Treibend bei der Entwicklung dieser digitalen Vermögensmanager waren - Franklin lässt grüßen - die USA. Bereits 2008 gingen dort Anbieter wie Wealthfront oder Betterment an den Start. Heute verwalten die Robo-Advisors jenseits des Atlantiks das mit Abstand größte Anlagevermögen: umgerechnet mehr als 600 Milliarden Euro.

Vergleichsweise bescheiden nimmt sich dagegen die Summe aus, die Sparer in Deutschland bei den digitalen Anlagehelfern geparkt haben. Auf rund fünf Milliarden Euro schätzen sie die Experten des Analysehauses FondsConsult in ihrer 2020 zum zweiten Mal erschienenen Marktstudie. Seit ungefähr fünf, sechs Jahren fassen Robo-Advisors auch auf dem deutschen Markt Fuß. Ihr Ziel ist es jeweils, digitalaffinen Privatanlegern den einfachen Aufbau und die Verwaltung eines Depots zu ermöglichen. Da die Robos häufig preiswerte Indexfonds, die ETFs, einsetzen, können sie ihre Dienstleistung günstiger als die etablierten Rivalen anbieten.
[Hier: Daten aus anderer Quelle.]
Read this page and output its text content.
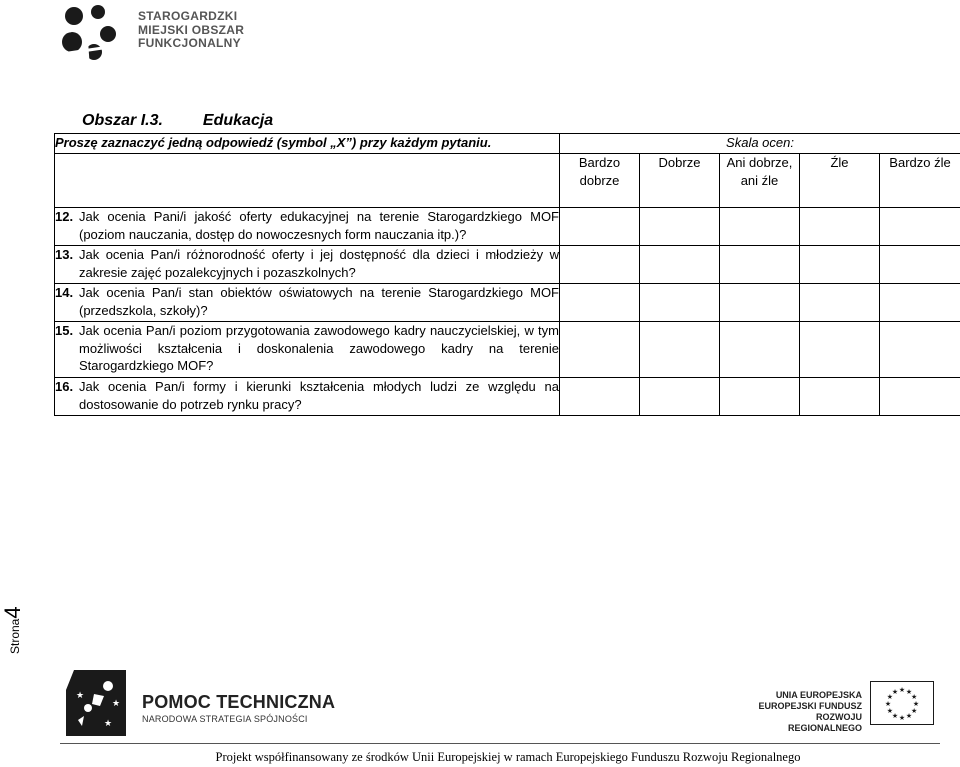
STAROGARDZKI
MIEJSKI OBSZAR
FUNKCJONALNY
Obszar I.3.	Edukacja
Proszę zaznaczyć jedną odpowiedź (symbol „X”) przy każdym pytaniu.	Skala ocen:				
	Bardzo dobrze	Dobrze	Ani dobrze, ani źle	Źle	Bardzo źle

12. Jak ocenia Pani/i jakość oferty edukacyjnej na terenie Starogardzkiego MOF (poziom nauczania, dostęp do nowoczesnych form nauczania itp.)?					

13. Jak ocenia Pan/i różnorodność oferty i jej dostępność dla dzieci i młodzieży w zakresie zajęć pozalekcyjnych i pozaszkolnych?					

14. Jak ocenia Pan/i stan obiektów oświatowych na terenie Starogardzkiego MOF (przedszkola, szkoły)?					

15. Jak ocenia Pan/i poziom przygotowania zawodowego kadry nauczycielskiej, w tym możliwości kształcenia i doskonalenia zawodowego kadry na terenie Starogardzkiego MOF?					

16. Jak ocenia Pan/i formy i kierunki kształcenia młodych ludzi ze względu na dostosowanie do potrzeb rynku pracy?					

Strona4
★
★
★	POMOC TECHNICZNA
NARODOWA STRATEGIA SPÓJNOŚCI
UNIA EUROPEJSKA
EUROPEJSKI FUNDUSZ
ROZWOJU REGIONALNEGO
★ ★
★
★
★
★
★
★
★
★
★
★
Projekt współfinansowany ze środków Unii Europejskiej w ramach Europejskiego Funduszu Rozwoju Regionalnego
Die Branche ist jedoch noch sehr jung, und die Akteure müssen vielfach noch beweisen, dass sie langfristig gute Anlageergebnisse erzielen können. Grundsätzlich verfolgen sie zwei unterschiedliche Ansätze bei der Vermögensverwaltung, die nachfolgen näher beschrieben werden.

Von einem passiven Ansatz spricht Philipp Dobbert nicht so gern. Denn gemeinhin gilt Aktivität als gut, Passivität als schlecht. Lieber verwendet der Chefvolkswirt von Quirion den Begriff "prognosefrei". So also werden die Kundendepots bei dem Berliner Robo-Advisor gemanagt: "Die Zukunft kann niemand vorhersagen", meint Dobbert. "Deshalb bringt es unserer Ansicht nach auch nichts, wegen irgendwelcher Prognosen Anlagequoten taktisch zu erhöhen oder zu senken."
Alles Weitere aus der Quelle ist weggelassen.